Workout: Work Gym
(135#SeatRow)4x10
(DBShldrPress)45x10,55x10,10
(150#VbarPull)3x8
(90#ChestFly)3x10
(85#Skulls)10,9,8
(25#Crunch)3x12
(60#RDeltFly)10,10,9
PT/Stretching
53 + 7 w/u + 10 PT/Stretch = 70 mins
Somehow my shoulders were feeling good laterly, but I tweaked my R one somehow on Monday afternoon (don't even know how I did it). So, I decided not to do incline today, but I did want to do some light shoulder press. Go figure, I'm not that bright. I started with seated rows. I normally don't do these at the work gym because they aren't on a cable machine. It's on a plate loaded machine that has wonky leverages. Felt decent and something different at the work gym. I supersetted the rows with DB shoulder press. Started with 45#DB's and they felt faily light. Bumped up to 55#'s and they felt good. No shoulder pain at all or I would've stopped right away. Nice superset.
Next I did v-bar pulldowns supersetted with the chest fly machine. I hadn't done any fly's in a LONG time. These felt awesome.
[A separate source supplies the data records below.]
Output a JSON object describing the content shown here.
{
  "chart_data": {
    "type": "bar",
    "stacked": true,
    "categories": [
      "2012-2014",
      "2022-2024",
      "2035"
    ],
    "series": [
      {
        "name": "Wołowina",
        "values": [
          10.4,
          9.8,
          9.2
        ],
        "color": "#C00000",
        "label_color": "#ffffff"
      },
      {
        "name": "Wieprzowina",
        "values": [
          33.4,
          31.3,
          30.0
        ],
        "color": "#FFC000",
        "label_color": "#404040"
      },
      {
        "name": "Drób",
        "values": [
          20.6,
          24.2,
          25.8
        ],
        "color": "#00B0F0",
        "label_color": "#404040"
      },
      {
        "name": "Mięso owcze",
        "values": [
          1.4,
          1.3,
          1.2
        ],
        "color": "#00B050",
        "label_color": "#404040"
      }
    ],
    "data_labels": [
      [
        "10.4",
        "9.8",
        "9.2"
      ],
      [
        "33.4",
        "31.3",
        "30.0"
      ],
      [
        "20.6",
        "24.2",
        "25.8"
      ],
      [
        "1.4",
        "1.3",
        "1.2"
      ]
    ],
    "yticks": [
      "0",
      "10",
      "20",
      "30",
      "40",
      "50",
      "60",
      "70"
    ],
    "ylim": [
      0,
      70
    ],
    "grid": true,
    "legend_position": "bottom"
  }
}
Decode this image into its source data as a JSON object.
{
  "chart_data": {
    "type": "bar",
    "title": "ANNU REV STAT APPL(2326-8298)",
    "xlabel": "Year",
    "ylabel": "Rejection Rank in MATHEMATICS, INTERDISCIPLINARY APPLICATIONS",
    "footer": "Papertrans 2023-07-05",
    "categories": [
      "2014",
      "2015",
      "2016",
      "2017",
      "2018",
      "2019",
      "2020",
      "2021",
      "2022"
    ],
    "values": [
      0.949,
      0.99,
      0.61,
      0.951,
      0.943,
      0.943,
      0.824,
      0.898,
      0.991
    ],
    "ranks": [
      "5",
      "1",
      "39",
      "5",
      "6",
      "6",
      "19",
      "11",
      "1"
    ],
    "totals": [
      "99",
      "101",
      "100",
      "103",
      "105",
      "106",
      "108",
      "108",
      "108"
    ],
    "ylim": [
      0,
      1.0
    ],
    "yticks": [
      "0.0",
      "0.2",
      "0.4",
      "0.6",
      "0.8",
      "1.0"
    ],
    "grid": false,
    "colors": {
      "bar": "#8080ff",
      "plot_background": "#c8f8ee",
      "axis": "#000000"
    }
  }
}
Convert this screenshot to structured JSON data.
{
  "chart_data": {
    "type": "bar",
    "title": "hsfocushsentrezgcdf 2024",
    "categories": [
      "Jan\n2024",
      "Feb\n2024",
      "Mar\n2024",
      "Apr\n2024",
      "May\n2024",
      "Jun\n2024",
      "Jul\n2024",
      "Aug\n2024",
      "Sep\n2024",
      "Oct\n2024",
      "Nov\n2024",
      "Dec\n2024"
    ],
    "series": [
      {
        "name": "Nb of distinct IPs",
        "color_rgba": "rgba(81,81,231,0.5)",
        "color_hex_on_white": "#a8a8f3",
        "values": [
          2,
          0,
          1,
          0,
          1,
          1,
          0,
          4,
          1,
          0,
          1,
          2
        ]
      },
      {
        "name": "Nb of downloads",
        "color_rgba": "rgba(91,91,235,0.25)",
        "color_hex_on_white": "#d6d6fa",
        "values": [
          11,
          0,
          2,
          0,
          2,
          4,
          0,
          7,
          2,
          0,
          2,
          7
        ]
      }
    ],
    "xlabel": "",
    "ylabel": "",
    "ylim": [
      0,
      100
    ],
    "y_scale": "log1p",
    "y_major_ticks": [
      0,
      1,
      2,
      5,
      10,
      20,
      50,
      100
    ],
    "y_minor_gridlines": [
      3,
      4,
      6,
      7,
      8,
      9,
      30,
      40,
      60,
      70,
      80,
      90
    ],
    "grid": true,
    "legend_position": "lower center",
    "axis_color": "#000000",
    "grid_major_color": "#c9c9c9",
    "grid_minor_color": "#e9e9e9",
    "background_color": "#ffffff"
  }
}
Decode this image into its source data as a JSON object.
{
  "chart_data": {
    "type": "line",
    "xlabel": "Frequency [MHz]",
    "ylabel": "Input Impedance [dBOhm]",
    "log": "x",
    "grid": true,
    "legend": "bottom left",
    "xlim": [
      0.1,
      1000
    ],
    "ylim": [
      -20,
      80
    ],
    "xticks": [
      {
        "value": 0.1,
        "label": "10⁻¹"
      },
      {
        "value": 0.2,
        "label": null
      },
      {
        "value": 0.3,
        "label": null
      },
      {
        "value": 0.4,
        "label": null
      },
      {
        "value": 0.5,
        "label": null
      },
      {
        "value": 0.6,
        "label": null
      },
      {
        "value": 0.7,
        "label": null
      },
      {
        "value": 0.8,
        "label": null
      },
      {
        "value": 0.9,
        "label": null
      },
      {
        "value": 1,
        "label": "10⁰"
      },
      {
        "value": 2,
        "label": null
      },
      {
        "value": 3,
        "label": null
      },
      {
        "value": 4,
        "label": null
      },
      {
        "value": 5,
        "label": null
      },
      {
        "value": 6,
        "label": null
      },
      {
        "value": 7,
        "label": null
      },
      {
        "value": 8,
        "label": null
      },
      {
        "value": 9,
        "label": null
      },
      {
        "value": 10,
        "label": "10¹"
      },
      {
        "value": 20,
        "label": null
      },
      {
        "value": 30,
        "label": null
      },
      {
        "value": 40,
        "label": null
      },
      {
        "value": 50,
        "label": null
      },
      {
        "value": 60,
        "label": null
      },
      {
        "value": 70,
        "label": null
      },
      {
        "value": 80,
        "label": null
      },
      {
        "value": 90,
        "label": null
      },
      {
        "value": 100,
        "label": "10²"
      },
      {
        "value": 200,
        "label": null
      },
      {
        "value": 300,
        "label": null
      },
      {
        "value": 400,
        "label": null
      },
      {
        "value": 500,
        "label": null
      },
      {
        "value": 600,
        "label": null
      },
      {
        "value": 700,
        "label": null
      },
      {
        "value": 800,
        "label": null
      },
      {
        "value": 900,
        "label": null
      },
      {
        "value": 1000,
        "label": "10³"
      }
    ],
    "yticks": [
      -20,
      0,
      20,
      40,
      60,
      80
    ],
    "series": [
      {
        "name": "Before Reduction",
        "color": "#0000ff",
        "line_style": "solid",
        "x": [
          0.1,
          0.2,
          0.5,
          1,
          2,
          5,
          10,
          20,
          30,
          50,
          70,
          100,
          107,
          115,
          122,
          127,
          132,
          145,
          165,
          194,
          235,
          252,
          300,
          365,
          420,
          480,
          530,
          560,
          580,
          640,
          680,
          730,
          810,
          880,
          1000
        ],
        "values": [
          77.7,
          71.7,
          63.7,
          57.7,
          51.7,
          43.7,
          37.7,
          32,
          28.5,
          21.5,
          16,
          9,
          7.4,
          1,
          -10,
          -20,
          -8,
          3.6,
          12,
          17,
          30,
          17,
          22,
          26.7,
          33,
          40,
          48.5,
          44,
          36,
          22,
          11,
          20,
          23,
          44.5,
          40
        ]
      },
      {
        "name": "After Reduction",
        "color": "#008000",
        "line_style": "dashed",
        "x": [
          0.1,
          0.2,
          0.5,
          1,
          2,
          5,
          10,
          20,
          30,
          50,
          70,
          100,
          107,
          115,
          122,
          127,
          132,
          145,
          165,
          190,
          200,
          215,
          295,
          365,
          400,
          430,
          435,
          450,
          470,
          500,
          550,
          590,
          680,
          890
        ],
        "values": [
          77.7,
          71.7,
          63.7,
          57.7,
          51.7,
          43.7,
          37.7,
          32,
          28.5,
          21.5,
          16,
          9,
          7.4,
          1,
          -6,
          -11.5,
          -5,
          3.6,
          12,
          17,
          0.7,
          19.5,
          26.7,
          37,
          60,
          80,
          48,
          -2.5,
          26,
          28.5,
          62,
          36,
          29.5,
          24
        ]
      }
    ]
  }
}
Really happy to get some chest stimulation other than incline. Pulldowns were ok. Then I supersetted skull crushers, crunches and rear delt fly's. Skull crushers were really good. Finished up with some hamstring, quad, IT Band and bicpes/shoulder stretching. Very nice WO, and the PT was a nice way to cool down.
Nutrition:
I weighed 169.6 this morning afer weighing 176 and 174 the last 2 days. Dropped a ton of water from all the carb bloat from the weekend.